Growing a Tree in the Forest: Constructing Folksonomies by Integrating Structured Metadata
A. Plangprasopchok, K. Lerman, and L. Getoor. Proceedings of the 16th ACM SIGKDD International Conference on Knowledge Discovery and Data Mining, page 949--958. New York, NY, USA, ACM, (2010)
Many social Web sites allow users to annotate the content with descriptive metadata, such as tags, and more recently to organize content hierarchically. These types of structured metadata provide valuable evidence for learning how a community organizes knowledge. For instance, we can aggregate many personal hierarchies into a common taxonomy, also known as a folksonomy, that will aid users in visualizing and browsing social content, and also to help them in organizing their own content.
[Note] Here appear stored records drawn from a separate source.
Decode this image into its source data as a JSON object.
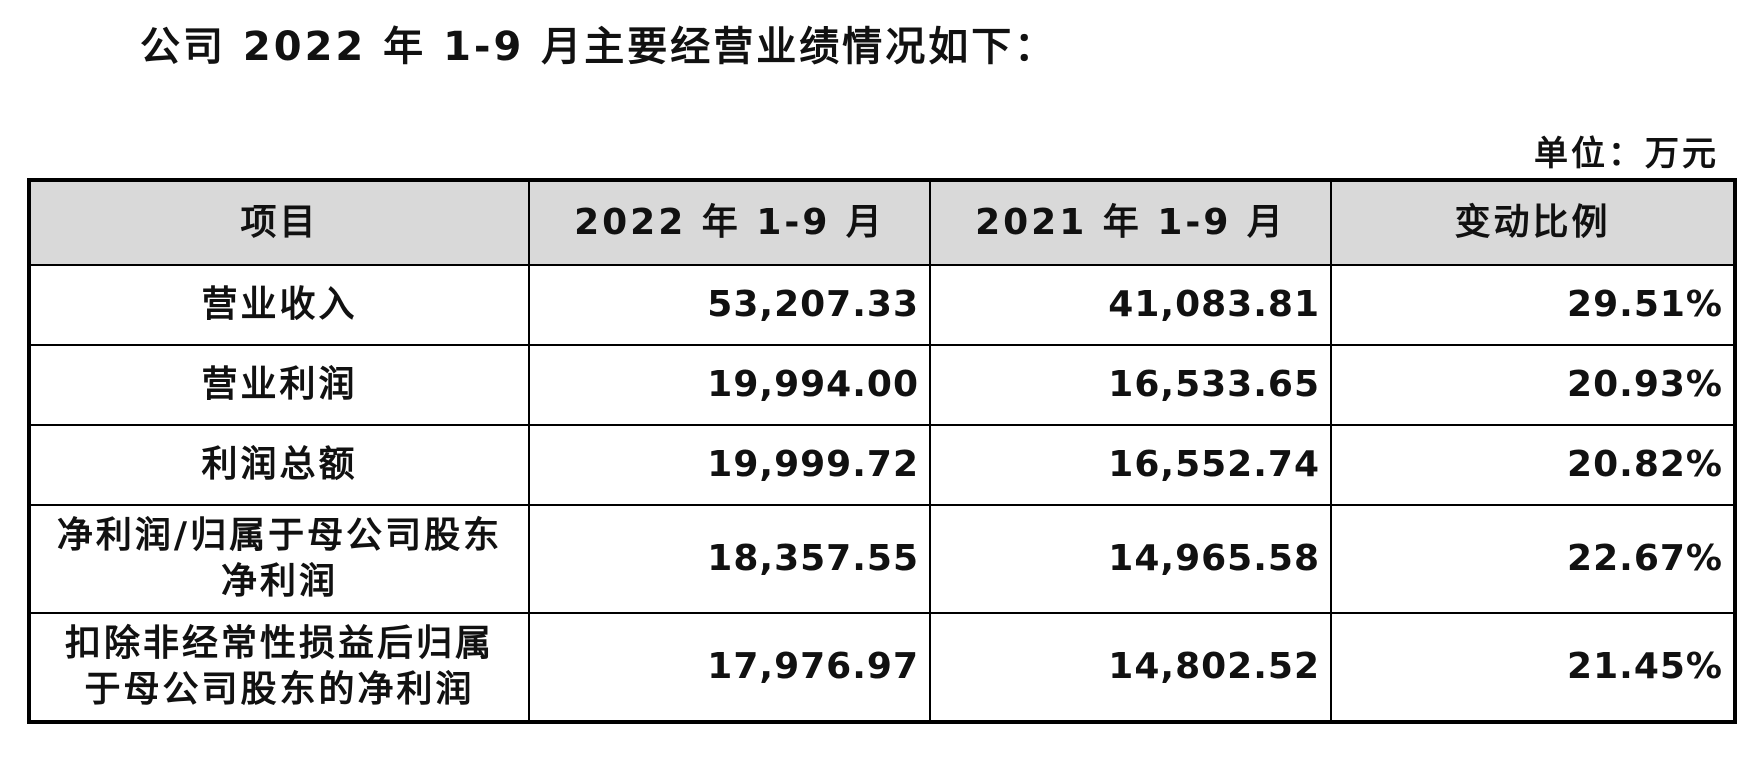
{
  "title": "公司 2022 年 1-9 月主要经营业绩情况如下：",
  "unit": "单位：万元",
  "table": {
    "header": [
      "项目",
      "2022 年 1-9 月",
      "2021 年 1-9 月",
      "变动比例"
    ],
    "rows": [
      [
        "营业收入",
        "53,207.33",
        "41,083.81",
        "29.51%"
      ],
      [
        "营业利润",
        "19,994.00",
        "16,533.65",
        "20.93%"
      ],
      [
        "利润总额",
        "19,999.72",
        "16,552.74",
        "20.82%"
      ],
      [
        "净利润/归属于母公司股东净利润",
        "18,357.55",
        "14,965.58",
        "22.67%"
      ],
      [
        "扣除非经常性损益后归属于母公司股东的净利润",
        "17,976.97",
        "14,802.52",
        "21.45%"
      ]
    ]
  }
}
However, learning from social metadata presents several challenges, since it is sparse, shallow, ambiguous, noisy, and inconsistent. We describe an approach to folksonomy learning based on relational clustering, which exploits structured metadata contained in personal hierarchies. Our approach clusters similar hierarchies using their structure and tag statistics, then incrementally weaves them into a deeper, bushier tree. We study folksonomy learning using social metadata extracted from the photo-sharing site Flickr, and demonstrate that the proposed approach addresses the challenges. Moreover, comparing to previous work, the approach produces larger, more accurate folksonomies, and in addition, scales better.